Rail strikes on next week

Strikes expected to paralyse rail system
Click to follow
Train drivers' leaders yesterday named the dates for six 24-hour pay strikes which are expected to cause far worse disruption than last year's signal workers' dispute.

After a 60 per cent vote in favour of strikes, the drivers' union, Aslef, called stoppages on Tuesday next week, Tuesday 18 July, Thursday 27 July, Tuesday 8 August, Friday 25 August and Tuesday 12 September. The union expects that its members at London Underground will join the last three strikes, bringing the London rail system to a standstill.

Last year, rail managers did the work of many striking signal staff, but few can drive trains.

Lew Adams, Aslef general secretary, said all six dates were named at once yesterday because the union "means business" in resisting a "final" 3 per cent pay offer.

Ministers are facing the biggest challenge to their pay policy for public servants since a freeze on wage bills was introduced more than two years years ago.

Talks broke down yesterday between senior NHS managers and negotiators representing 600,000 staff. Health unions are to set in train ballots on disruption in protest at local pay deals, with action possible in the autumn.

London Tube drivers are expected to vote for industrial action over a proposed 2.75 per cent increase in wages, with the result of their ballot due on 27 July.

The main rail union, RMT, is expected on Friday to announce a "yes" vote for 24-hour stoppages at both British Rail and London Underground. All the action is expected to be co-ordinated and to paralyse the system.

Aslef achieved an extremely high turnout for a union postal ballot: 72.8 per cent. The British Rail drivers voted by 5,732 to 3,757 to take their first substantial industrial action since 1982.

Mr Adams said it was the fifth time his members, who earn an average of pounds 21,500 a year, had been asked to take a pay increase below the inflation rate.

It is thought that the drivers were angered by the signal workers' settlement last year, which has eroded the pay "differentials" enjoyed by the drivers, traditionally the highest-paid manual workers in the railway industry.

Mr Adams said the latest pay proposals were "insulting" and took no account of increases in productivity and British Rail's pounds 400m operating profit.

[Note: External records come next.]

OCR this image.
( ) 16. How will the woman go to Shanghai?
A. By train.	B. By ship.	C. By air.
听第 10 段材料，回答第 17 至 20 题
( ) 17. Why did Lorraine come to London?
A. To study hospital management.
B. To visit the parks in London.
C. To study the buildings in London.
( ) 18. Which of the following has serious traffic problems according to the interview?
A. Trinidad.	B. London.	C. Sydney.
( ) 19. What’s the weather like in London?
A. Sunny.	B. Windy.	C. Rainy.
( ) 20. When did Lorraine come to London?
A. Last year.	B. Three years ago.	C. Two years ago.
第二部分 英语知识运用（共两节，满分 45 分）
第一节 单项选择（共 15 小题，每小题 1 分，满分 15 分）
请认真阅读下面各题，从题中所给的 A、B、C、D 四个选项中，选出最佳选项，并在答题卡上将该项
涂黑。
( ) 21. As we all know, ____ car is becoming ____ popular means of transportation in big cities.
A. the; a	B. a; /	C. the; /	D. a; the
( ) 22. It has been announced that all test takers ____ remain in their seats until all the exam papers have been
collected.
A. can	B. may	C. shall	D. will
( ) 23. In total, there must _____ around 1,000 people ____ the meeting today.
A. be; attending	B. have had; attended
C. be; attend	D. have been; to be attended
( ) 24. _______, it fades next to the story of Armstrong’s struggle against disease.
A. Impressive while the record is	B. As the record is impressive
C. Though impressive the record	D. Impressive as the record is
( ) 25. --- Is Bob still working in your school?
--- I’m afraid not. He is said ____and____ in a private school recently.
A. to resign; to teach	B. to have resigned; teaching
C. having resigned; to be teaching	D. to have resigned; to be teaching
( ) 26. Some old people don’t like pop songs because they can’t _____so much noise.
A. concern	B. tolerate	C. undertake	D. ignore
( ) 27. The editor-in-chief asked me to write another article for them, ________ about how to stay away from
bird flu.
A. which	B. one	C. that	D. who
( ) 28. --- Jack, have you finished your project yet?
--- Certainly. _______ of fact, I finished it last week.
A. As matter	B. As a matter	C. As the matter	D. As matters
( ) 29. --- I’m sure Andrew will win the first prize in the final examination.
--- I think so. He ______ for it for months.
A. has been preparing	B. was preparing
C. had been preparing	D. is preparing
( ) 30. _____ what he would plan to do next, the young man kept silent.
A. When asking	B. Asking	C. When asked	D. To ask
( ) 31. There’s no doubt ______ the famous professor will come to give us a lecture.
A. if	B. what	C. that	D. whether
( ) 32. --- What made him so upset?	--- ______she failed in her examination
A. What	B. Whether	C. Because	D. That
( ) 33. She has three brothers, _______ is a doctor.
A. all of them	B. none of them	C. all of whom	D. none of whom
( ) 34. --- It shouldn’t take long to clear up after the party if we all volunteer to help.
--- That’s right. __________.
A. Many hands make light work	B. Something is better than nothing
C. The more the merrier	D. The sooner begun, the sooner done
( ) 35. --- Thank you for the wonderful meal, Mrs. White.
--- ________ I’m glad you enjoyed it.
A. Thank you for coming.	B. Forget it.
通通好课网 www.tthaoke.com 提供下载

"Tiny adjustments will not be enough," he said.

Mr Adams acknowledged that the disruption could affect the timetable for railway privatisation, but said the dispute was about wages and the conflict was not of the union's making.

"We are not a gang of hotheads, or a militant union," he said.

He accused ministers of interfering in the bargaining process so that managers were unable to negotiate freely.

He indicated that there was little point in calling for fresh talks because management had insisted that 3 per cent was the "final" offer.

Mr Adams said he hoped the public would understand that train drivers were being forced to take action by government intransigence.

Paul Watkinson, head of personnel at BR, said he was "deeply disappointed" over Aslef's decision.

"It is as much as has been offered in the rest of the public sector and a good deal more than many people will get." He urged the train drivers and their leaders to think again.

Brain Mawhinney, Secretary of State for Transport, said industrial action was not in the interest of passengers, the industry or railway workers.

"Great caution" should be exercised before the unions sought to repeat the disruption suffered by the industry last year, the minister said.

Drivers at some former British Rail companies, such as the cross-Channel passenger and freight operators, are still negotiating and are not expected to join the action in the near future. Rail Express Systems, which carries out Royal Mail contracts, is also unaffected so far.